Three Bostonians were among the men serving on H.M.S. Victory, Nelson's flagship, at the Battle of Trafalgar in October 1805. They were Ordinary Seaman William Thompson and Able Seamen John Warrundale and John Lewis.

Boston men aboard HMS Victory helped to defeat the French and Spanish navies at Trafalgar.
Boston may well once have had an electric tram-car system. The British Electric Traction Company Ltd. of London came forward in 1889 with a proposal to run electric trams from the junction of Brothertoft Road and Sleaford Road to the end of Spilsby Road, and between the Dock and the Railway Station
but the Corporation raised certain objections, and nothing came of the plan. The cars planned for use in Boston were similar to those used at Blackpool but probably without the roof accommodation.

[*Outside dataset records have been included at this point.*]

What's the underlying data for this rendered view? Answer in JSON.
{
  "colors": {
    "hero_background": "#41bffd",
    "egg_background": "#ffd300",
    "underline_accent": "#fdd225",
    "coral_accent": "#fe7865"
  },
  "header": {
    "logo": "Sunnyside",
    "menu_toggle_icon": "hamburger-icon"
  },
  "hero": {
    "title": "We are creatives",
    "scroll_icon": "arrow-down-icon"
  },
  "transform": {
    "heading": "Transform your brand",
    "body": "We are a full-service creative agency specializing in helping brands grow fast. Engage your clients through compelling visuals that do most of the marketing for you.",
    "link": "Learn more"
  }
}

What good old pictures of the town they would have provided!!
A train leaves Boston.
The Boston Gazette of August 14th. 1821 reported that a Friskney labourer was sentenced to death for stealing a sheep. Also sentenced to death, but reprieved, were a Timberland labourer, for stealing a sheep and a Spilsby saddler and another man, each for stealing a horse. For breaking into a house at Wyberton Roads and stealing articles worth 39 shillings, William Warner was given seven years transportation.
Above: The Market Place in days gone by.
Below: Mason's shoe shop and Hoppers.